The metasurface reshapes the light in two other important ways, simultaneously altering the intensity and polarization (direction of vibration) of the light waves. Ordinarily, the intensity follows a bell-shaped curve, in which the light is brightest at the center of the beam, with a gradual falloff on either side. The NIST researchers designed the nanopillars so that the tiny structures modify the intensity, creating a beam that has a uniform brightness across its entire width. The uniform brightness allows more efficient use of the available light. Polarization of the light is also critical for laser cooling.

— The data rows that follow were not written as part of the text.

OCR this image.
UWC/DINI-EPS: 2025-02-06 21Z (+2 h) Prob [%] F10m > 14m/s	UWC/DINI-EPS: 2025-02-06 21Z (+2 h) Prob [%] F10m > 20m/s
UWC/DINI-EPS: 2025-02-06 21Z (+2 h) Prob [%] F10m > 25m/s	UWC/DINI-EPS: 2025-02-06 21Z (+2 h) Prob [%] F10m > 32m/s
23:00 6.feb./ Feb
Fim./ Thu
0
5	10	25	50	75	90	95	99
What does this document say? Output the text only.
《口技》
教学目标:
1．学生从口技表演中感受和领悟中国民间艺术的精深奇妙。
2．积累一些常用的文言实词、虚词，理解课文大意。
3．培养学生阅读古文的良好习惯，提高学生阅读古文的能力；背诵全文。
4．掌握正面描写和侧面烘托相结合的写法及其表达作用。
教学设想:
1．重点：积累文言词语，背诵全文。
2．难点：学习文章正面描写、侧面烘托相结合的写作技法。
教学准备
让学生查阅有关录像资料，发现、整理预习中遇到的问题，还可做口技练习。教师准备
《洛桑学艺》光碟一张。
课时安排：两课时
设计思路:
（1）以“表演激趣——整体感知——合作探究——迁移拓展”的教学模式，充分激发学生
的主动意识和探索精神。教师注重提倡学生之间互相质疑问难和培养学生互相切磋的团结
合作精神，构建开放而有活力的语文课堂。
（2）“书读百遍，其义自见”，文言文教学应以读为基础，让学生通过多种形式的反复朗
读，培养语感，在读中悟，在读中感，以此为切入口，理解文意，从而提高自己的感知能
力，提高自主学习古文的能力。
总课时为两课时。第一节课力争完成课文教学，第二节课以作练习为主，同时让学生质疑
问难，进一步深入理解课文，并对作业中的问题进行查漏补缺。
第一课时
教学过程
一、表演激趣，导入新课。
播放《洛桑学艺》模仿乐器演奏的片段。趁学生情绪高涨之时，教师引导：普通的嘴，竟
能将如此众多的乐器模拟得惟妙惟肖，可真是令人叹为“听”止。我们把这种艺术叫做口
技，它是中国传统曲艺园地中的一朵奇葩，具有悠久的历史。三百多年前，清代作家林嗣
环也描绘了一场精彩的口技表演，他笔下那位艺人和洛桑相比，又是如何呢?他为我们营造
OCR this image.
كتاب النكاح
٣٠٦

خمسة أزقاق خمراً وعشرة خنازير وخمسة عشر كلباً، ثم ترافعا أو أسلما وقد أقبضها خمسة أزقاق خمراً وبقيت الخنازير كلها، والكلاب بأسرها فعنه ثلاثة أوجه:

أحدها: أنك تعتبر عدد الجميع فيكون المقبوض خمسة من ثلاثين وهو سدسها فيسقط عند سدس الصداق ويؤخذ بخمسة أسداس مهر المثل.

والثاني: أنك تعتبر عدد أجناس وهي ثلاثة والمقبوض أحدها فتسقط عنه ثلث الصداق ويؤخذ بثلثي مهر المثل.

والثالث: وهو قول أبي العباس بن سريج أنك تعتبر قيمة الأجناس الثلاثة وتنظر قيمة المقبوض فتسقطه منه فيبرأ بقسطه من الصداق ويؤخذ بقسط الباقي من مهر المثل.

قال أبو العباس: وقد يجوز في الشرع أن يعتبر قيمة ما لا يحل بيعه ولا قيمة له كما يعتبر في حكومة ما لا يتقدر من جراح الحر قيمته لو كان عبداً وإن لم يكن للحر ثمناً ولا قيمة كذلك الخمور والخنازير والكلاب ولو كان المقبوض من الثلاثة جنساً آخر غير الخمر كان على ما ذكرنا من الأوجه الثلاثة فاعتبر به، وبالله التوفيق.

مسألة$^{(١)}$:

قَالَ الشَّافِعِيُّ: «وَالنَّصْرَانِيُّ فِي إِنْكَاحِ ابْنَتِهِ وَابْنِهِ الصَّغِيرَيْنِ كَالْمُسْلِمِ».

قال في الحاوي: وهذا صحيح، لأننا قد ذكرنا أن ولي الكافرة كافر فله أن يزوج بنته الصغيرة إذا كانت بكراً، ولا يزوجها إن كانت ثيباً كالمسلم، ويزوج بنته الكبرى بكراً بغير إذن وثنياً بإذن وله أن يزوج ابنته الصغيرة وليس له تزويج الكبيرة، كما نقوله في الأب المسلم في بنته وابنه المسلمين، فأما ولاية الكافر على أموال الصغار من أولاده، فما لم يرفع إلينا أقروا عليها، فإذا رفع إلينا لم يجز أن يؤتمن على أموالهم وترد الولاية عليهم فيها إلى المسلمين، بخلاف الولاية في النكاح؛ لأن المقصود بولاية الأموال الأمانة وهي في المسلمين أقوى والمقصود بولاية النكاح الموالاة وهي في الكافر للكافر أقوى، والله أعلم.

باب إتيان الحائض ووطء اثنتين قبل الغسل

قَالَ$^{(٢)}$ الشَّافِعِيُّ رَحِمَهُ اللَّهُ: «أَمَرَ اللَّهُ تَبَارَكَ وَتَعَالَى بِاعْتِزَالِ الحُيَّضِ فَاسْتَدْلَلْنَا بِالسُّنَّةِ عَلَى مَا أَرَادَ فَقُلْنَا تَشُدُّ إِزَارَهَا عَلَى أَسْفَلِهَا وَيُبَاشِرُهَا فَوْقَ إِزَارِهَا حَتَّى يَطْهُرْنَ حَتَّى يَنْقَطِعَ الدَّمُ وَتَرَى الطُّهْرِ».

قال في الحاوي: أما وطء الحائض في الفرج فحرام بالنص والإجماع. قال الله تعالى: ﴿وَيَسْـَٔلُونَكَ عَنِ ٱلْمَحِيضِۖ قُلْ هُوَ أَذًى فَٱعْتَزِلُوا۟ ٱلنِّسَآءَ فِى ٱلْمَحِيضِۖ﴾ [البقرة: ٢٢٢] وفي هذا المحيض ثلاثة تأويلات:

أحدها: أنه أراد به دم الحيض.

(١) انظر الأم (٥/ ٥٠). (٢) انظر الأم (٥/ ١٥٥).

The expanding, reshaped beam then strikes a diffraction grating that splits the single beam into three pairs of equal and oppositely directed beams. Combined with an applied magnetic field, the four beams, pushing on the atoms in opposing directions, serve to trap the cooled atoms.
Each component of the optical system -- the converter, the metasurface and the grating -- had been developed at NIST but was in operation at separate laboratories on the two NIST campuses, in Gaithersburg, Maryland and Boulder, Colorado. McGehee and his team brought the disparate components together to build the new system.
"That's the fun part of this story," he said. "I knew all the NIST scientists who had independently worked on these different components, and I realized the elements could be put together to create a miniaturized laser cooling system."
Although the optical system will have to be 10 times smaller to laser-cool atoms on a chip, the experiment "is proof of principle that it can be done," McGehee added.
"Ultimately, making the light preparation smaller and less complicated will enable laser-cooling based technologies to exist outside of laboratories," he said.